= Research Experiences for Teachers =

Research Experiences for Teachers (RET) is a National Science Foundation (NSF) program designed to improve science educators by exposing them to research. The program is closely modeled after the NSF Research Experiences for Undergraduates program. Several NSF directorates have their own RET programs including the Directorate of Biological Sciences (BIO), the Directorate for Engineering (ENG), and the Directorate of Computer Information Science and Engineering (CISE). The later two form a joint RET program. Like many NSF programs, the RET program especially encourages the participation of educators from underrepresented groups. In addition, the NSF encourages potential RET host sites to seek out teachers from impoverished school districts.

==Directorate of Biological Sciences (BIO) RET Program==

The NSF BIO RET program is designed to increase the knowledge of K-12 science educators. One major objective of the BIO RET program is to encourage participants to incorporate their research skills into their class structures. The BIO RET program is intended to support up to two teachers per host site at any given time.
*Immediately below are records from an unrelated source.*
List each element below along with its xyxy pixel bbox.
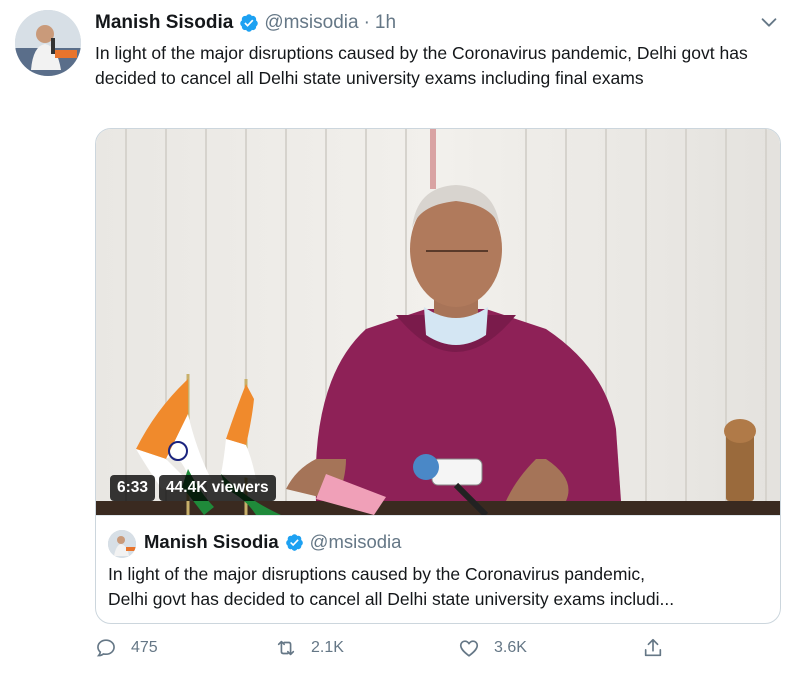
- quoted-header: Manish Sisodia @msisodia: [144, 531, 401, 553]
- quoted-avatar[interactable]: [108, 530, 136, 558]
- reply-count: 475: [131, 639, 158, 656]
- quoted-text: In light of the major disruptions caused…: [108, 562, 768, 612]
- quoted-author-handle[interactable]: @msisodia: [310, 531, 402, 553]
- tweet-header: Manish Sisodia @msisodia · 1h: [95, 11, 396, 35]
- retweet-button[interactable]: 2.1K: [275, 637, 344, 659]
- verified-badge-icon: [285, 533, 304, 552]
- video-duration: 6:33: [110, 475, 156, 501]
- viewer-count: 44.4K viewers: [159, 475, 276, 501]
- verified-badge-icon: [239, 13, 259, 33]
- retweet-count: 2.1K: [311, 639, 344, 656]
- retweet-icon: [277, 640, 295, 656]
- tweet-actions: 475 2.1K 3.6K: [95, 637, 695, 665]
- avatar[interactable]: [15, 10, 81, 76]
- author-handle[interactable]: @msisodia: [264, 12, 358, 34]
- reply-button[interactable]: 475: [95, 637, 158, 659]
- tweet-timestamp[interactable]: 1h: [375, 12, 396, 34]
- quoted-text-line1: In light of the major disruptions caused…: [108, 564, 645, 584]
- quoted-author-name[interactable]: Manish Sisodia: [144, 531, 279, 553]
- share-icon: [644, 638, 662, 657]
- like-count: 3.6K: [494, 639, 527, 656]
- separator-dot: ·: [363, 12, 370, 33]
- share-button[interactable]: [642, 637, 678, 659]
- quoted-tweet[interactable]: Manish Sisodia @msisodia In light of the…: [96, 515, 780, 623]
- chevron-down-icon[interactable]: [758, 11, 780, 33]
- author-name[interactable]: Manish Sisodia: [95, 12, 233, 34]
- like-button[interactable]: 3.6K: [458, 637, 527, 659]
- tweet-text: In light of the major disruptions caused…: [95, 43, 748, 88]
- quote-media-card[interactable]: 6:33 44.4K viewers Manish Sisodia @msiso…: [95, 128, 781, 624]
- video-player[interactable]: 6:33 44.4K viewers: [96, 129, 780, 515]
- quoted-text-line2: Delhi govt has decided to cancel all Del…: [108, 589, 675, 609]
- reply-icon: [96, 639, 115, 657]
- heart-icon: [459, 640, 479, 657]
- video-badges: 6:33 44.4K viewers: [110, 475, 276, 501]
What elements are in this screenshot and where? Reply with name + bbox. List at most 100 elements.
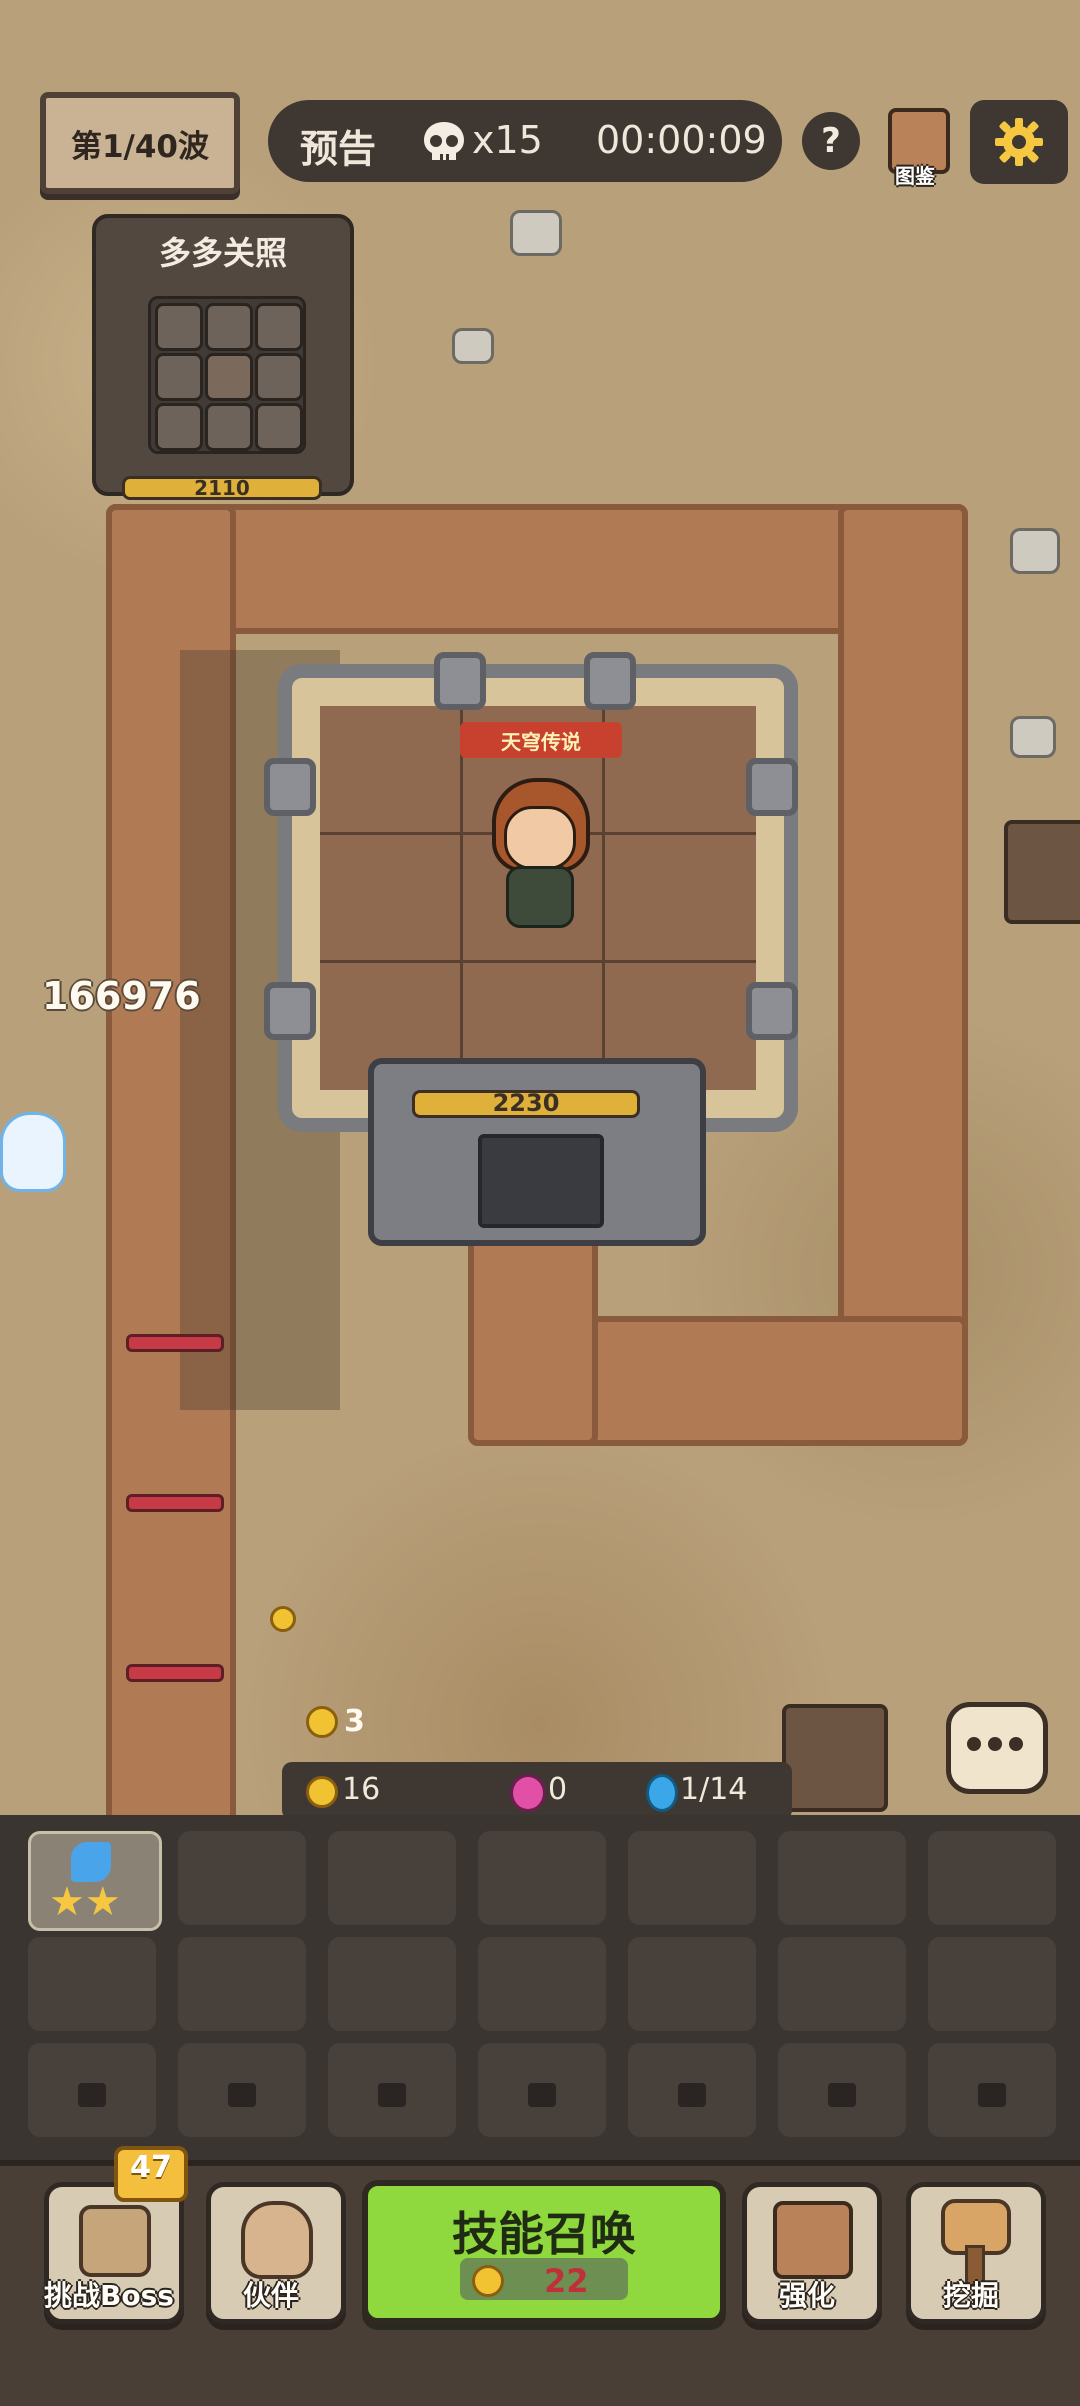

==Directorates of Engineering and Computer Information Science and Engineering (ENG/CISE) RET Program==

The NSF ENG/CISE RET program is designed to increase the general knowledge and research skills of science educators. However, unlike the BIO RET program, the ENG/CISE RET program will support community college professors in addition to K-12 educators. Also, in contrast to the BIO RET program, the ENG/CISE RET program encourages host institutions to recruit no less than two teachers at a given time. Funding for any RET host institution may not exceed $500,000 over three years and may not exceed $10,000 per teacher. In accordance the NSF's concern for ethics, $4,000 per year may be granted to support ethics training. The ENG/CISE allocated $5,500,000 for the fiscal year 2011 to support RETs.

Participating educators are provided with a stipend and may be reimbursed for travel and living expenses.